27. - A box, container, trailer or truck as claimed in claim 10, or Solar tunnel as claimed in claim 25, wherein: - Waste or direct heating energy for example from the process air blowers is used typically at the later stages of the drying phase to accelerate the pasteurisation and drying process and to achieve near 100% dry solids content.

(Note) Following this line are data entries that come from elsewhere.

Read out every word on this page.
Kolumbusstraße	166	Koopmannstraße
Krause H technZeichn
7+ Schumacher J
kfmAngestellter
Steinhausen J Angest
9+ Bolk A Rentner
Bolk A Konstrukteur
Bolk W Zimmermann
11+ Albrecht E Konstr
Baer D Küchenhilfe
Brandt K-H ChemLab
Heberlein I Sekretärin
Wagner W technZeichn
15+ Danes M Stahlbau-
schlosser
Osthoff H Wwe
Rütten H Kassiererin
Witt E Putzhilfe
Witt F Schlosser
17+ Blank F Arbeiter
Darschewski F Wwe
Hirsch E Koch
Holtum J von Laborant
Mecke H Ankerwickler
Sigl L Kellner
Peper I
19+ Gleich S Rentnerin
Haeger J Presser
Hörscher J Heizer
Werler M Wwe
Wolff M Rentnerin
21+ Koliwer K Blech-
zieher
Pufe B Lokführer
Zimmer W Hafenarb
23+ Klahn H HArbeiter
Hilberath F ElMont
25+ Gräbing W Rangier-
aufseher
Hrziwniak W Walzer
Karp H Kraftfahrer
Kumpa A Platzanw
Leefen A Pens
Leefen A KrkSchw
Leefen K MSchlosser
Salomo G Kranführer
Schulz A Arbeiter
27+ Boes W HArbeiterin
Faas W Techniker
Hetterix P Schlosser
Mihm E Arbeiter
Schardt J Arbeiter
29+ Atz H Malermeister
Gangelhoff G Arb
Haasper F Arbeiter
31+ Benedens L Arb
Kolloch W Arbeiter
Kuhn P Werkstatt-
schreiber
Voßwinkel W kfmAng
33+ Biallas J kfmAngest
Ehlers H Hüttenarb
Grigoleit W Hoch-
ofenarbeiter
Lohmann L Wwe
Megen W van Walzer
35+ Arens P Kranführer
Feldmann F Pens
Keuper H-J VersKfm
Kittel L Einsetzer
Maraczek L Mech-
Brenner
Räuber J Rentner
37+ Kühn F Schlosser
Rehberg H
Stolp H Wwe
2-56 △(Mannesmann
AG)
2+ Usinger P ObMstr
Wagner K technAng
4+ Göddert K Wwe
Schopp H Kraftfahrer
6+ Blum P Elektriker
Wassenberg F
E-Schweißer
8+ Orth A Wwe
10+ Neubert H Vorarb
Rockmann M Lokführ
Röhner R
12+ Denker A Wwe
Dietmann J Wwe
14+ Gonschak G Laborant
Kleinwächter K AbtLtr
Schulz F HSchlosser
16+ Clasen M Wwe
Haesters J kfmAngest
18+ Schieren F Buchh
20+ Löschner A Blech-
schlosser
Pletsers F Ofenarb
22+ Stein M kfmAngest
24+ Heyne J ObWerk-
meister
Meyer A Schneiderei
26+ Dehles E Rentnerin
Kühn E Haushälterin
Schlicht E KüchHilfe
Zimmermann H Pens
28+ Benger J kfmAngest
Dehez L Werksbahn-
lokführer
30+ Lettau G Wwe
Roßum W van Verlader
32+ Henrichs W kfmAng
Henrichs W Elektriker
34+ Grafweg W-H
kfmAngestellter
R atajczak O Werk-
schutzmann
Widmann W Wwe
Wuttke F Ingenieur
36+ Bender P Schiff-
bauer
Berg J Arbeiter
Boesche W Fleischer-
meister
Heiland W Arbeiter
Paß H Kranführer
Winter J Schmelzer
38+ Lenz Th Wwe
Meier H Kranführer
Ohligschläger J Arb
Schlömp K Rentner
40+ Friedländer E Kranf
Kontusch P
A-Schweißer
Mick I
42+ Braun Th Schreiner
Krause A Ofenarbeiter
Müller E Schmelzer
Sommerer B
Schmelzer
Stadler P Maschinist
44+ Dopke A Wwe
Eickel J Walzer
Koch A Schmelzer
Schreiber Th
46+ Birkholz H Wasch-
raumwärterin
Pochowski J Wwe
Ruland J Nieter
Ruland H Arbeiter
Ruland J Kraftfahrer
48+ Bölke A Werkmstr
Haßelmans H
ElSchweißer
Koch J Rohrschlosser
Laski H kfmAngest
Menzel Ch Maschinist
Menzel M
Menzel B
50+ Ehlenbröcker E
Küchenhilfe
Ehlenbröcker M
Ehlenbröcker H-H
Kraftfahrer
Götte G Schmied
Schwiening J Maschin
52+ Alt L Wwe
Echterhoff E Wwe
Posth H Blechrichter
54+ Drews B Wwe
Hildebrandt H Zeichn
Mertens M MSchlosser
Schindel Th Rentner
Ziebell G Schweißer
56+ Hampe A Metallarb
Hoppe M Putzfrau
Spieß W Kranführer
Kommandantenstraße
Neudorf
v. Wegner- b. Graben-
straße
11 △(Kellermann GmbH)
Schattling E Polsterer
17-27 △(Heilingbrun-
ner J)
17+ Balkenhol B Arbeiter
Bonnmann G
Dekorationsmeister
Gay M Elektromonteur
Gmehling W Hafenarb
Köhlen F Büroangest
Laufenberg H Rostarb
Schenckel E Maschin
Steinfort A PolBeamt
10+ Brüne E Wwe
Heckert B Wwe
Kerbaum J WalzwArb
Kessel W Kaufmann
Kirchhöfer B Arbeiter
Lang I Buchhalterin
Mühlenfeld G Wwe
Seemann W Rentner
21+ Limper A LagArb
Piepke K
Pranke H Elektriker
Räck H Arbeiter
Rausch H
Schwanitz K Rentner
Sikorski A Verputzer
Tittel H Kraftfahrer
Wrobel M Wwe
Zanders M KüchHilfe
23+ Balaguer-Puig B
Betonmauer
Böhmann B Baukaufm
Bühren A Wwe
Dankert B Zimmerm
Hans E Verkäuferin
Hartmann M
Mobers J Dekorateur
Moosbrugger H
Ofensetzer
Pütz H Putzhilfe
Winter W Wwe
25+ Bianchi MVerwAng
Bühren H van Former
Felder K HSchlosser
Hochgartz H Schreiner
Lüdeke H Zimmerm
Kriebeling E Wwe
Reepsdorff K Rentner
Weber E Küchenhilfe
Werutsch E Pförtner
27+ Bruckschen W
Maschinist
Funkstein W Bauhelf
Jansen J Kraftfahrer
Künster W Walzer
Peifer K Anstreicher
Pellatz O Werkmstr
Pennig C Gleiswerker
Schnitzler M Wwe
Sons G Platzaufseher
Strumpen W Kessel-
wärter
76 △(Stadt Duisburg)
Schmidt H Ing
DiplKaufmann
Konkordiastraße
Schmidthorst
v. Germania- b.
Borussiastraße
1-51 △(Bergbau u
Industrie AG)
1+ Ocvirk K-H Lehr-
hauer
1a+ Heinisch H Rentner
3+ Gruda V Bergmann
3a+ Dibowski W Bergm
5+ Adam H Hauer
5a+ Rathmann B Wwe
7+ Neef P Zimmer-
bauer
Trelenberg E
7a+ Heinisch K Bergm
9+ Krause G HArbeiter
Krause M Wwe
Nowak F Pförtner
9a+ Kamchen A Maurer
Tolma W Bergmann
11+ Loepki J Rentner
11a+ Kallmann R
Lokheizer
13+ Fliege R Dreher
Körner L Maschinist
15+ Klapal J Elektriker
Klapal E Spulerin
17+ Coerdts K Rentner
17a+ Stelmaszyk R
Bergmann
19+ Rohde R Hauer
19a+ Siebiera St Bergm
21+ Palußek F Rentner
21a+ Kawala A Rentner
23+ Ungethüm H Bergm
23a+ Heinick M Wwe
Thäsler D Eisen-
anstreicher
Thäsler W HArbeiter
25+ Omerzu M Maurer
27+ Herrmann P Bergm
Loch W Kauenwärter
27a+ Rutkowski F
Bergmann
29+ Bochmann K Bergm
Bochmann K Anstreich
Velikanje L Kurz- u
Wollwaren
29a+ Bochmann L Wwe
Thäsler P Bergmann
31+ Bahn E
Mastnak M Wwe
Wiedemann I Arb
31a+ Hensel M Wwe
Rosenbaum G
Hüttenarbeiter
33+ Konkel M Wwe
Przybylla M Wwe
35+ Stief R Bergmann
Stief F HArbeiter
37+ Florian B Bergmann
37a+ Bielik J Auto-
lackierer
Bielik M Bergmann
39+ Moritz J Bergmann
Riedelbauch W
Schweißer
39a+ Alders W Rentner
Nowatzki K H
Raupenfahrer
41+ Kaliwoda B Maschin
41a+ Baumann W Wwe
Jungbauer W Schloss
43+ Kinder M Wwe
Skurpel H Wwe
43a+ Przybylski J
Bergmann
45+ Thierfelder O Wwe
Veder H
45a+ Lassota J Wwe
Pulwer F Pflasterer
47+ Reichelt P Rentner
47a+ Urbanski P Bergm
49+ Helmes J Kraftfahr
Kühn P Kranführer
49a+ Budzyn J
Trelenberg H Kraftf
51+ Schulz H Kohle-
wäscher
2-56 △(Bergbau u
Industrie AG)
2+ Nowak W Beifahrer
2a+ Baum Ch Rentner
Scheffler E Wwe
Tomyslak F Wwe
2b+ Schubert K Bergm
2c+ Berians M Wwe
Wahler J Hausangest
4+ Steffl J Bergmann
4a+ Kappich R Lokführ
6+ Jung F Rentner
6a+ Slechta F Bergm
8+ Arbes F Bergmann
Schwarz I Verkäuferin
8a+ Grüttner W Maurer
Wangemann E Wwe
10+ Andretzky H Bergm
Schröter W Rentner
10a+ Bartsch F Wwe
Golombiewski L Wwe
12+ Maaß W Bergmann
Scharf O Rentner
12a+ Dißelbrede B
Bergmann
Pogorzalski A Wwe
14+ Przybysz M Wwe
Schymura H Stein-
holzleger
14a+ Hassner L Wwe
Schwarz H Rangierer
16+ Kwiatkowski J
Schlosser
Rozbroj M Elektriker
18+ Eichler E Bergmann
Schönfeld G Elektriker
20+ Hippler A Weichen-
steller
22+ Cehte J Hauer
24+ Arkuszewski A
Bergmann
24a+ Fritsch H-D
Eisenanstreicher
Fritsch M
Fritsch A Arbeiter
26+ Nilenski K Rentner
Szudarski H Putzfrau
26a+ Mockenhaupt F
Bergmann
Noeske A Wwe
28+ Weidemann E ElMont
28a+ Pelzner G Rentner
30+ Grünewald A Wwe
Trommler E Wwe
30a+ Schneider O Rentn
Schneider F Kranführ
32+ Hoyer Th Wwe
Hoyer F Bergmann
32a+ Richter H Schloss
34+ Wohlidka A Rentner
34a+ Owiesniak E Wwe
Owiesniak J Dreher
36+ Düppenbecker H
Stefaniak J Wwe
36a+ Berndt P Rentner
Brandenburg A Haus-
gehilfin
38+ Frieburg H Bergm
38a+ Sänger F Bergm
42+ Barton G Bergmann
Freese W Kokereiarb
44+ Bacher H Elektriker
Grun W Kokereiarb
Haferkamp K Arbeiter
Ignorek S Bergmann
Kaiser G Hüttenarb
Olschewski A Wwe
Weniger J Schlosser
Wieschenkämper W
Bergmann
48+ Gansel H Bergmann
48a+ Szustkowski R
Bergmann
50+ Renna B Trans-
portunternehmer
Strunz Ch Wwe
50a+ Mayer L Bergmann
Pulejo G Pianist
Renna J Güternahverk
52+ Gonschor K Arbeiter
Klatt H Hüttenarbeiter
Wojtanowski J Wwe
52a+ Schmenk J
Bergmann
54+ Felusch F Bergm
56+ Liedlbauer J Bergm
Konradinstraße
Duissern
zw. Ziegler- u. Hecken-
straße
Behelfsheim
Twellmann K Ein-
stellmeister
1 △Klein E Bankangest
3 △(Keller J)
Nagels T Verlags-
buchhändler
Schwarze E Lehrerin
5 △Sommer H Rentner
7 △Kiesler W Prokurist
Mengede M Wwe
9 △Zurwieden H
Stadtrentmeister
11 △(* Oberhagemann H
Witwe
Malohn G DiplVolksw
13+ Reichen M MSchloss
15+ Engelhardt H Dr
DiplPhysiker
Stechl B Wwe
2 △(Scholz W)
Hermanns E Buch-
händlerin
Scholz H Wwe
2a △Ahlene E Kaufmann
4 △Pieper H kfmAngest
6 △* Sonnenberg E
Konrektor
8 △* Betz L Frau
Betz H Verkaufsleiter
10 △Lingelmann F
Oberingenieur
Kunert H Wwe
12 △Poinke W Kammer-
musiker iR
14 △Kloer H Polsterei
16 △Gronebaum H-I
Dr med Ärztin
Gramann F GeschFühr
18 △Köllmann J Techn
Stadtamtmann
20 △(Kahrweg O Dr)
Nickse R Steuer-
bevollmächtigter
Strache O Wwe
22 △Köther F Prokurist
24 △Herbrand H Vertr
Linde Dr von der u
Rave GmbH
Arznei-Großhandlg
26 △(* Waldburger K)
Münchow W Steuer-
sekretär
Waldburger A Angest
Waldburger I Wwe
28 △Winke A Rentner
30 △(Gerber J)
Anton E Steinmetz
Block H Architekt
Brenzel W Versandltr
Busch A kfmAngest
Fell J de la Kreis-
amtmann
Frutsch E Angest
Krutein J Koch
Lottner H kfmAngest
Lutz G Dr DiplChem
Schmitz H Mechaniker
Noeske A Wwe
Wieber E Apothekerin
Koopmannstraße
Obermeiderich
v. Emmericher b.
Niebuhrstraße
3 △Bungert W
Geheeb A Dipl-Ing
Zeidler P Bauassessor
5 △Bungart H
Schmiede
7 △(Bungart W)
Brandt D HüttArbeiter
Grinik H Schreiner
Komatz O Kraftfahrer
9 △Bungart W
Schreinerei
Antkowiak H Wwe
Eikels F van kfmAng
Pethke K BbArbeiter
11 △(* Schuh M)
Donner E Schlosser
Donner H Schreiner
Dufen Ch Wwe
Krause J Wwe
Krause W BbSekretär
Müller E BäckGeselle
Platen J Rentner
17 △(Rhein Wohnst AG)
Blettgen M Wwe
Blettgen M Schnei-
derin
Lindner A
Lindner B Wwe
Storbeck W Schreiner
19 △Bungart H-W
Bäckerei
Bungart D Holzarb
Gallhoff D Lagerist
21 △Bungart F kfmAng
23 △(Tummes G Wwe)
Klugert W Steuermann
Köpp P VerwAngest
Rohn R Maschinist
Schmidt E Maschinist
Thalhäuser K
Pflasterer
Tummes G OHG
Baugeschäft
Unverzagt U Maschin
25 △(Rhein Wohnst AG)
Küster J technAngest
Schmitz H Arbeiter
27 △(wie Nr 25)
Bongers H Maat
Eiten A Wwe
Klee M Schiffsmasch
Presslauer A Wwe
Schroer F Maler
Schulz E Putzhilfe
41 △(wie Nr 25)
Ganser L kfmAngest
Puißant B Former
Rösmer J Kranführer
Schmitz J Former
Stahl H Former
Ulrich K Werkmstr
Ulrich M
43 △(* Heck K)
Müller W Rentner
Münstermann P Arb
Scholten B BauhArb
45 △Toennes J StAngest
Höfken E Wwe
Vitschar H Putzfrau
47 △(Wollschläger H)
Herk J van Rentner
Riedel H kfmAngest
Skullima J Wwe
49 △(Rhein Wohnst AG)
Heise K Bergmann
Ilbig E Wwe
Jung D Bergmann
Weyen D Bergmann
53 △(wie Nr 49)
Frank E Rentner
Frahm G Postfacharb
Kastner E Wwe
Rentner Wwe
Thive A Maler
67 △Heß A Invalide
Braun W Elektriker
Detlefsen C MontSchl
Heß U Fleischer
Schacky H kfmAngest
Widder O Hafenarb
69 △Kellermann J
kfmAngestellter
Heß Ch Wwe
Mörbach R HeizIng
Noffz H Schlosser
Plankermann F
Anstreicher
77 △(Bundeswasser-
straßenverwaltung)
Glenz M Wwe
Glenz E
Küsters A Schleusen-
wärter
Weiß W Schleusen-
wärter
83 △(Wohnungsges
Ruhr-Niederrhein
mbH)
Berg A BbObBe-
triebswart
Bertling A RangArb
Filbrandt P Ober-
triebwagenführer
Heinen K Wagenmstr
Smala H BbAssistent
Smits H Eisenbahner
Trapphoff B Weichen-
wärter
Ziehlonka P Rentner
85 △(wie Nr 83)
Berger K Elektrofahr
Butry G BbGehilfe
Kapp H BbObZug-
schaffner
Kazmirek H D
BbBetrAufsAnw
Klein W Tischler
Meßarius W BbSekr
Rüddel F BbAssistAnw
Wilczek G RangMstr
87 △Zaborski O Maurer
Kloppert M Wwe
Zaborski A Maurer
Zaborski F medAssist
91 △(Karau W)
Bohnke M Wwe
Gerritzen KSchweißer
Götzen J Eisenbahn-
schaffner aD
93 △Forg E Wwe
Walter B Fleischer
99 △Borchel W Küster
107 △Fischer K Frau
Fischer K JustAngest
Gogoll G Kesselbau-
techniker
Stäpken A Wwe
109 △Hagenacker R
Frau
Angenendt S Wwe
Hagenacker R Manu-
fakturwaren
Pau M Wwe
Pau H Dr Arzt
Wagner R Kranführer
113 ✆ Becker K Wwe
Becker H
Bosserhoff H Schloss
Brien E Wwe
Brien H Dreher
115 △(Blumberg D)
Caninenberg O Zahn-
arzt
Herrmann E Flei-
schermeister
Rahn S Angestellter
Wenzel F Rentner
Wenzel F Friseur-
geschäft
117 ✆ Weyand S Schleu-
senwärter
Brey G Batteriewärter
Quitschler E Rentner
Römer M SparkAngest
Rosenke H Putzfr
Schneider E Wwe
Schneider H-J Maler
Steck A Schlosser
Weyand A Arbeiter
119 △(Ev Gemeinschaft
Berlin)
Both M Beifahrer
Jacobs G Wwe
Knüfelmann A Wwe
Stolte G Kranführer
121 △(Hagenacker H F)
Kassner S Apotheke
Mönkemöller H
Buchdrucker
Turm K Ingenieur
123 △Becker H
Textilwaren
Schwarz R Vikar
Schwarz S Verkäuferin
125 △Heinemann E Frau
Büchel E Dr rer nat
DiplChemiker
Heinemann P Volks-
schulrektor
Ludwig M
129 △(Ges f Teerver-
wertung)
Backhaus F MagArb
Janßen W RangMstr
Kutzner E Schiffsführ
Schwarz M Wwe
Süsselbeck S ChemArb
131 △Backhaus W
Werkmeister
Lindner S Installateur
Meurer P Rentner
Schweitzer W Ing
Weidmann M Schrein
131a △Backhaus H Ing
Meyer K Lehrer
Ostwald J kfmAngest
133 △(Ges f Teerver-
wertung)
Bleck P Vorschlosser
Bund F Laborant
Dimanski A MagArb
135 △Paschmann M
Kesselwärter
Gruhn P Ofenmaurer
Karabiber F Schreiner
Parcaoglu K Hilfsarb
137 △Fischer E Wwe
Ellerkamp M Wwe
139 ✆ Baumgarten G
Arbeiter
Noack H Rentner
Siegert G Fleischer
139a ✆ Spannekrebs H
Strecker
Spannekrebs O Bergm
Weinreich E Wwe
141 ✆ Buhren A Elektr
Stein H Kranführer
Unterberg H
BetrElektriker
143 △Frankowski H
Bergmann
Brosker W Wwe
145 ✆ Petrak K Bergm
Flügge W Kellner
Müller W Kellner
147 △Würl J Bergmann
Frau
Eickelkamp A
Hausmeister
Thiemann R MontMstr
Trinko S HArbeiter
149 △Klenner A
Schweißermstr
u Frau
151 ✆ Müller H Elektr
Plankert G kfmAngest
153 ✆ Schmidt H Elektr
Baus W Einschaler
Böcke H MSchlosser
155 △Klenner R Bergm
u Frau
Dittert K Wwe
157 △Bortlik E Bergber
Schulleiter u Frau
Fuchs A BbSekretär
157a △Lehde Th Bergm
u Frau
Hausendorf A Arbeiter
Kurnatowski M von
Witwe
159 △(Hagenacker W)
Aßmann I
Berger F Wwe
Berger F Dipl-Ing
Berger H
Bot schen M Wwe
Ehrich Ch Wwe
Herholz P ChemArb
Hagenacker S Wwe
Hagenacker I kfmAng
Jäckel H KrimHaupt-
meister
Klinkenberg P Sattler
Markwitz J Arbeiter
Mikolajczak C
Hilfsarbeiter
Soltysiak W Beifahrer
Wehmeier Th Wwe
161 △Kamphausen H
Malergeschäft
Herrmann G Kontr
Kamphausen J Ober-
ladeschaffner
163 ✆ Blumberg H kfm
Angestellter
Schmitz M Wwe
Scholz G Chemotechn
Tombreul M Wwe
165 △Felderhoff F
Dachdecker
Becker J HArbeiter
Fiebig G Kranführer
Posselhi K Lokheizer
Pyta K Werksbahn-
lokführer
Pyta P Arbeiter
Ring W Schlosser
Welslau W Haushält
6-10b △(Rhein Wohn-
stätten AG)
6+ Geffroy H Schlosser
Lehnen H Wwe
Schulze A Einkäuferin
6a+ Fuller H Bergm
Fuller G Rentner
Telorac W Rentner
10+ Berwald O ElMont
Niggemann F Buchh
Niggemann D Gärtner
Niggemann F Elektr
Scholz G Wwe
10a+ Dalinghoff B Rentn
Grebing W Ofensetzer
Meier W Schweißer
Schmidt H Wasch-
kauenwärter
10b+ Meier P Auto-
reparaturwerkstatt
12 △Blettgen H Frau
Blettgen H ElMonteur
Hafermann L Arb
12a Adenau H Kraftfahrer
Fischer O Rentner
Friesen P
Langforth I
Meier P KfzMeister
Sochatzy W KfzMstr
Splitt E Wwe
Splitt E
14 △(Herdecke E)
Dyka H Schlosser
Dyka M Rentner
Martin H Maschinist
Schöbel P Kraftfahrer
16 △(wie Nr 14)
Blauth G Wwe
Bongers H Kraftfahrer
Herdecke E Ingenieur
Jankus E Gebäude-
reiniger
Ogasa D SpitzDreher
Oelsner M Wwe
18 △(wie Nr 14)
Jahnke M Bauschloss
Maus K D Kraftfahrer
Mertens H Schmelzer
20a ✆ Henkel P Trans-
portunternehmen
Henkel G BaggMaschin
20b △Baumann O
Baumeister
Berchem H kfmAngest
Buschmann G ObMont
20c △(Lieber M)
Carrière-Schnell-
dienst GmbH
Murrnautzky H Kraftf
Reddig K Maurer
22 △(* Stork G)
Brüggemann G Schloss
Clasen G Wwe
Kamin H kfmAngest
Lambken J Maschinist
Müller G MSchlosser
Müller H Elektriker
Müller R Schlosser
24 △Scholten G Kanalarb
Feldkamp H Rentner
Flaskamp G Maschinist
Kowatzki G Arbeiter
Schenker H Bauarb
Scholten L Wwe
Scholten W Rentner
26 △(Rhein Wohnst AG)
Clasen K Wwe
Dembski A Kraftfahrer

28. - A box, container, trailer or truck as claimed in claim 10, or Solar tunnel as claimed in claim 25, wherein: - Sludge is dried to near or approaching 100% dry solids such that the dry residual sludge has a calorific value similar to lignite or turf and rendering it suitable for reuse and disposal by direct combustion. -28

29. - A box, container, trailer or truck as claimed in claim 10, or Solar tunnel as claimed in claim 25, wherein: - Sludge is dried sufficiently or to near or approaching 100% dry solids such that pathogen concentration limits may be achieved without the 5 need to sustain a pasteurisation temperature for a predetermined period.

30. - Sludge dewatering, conditioning, drying, conditioning, handling and placement for disposal or reuse system of principally but not exclusively 10 waterworks and wastewater sludge, biosolids, and aerobic granular sludge as described with reference to the accompanying description and / or drawings.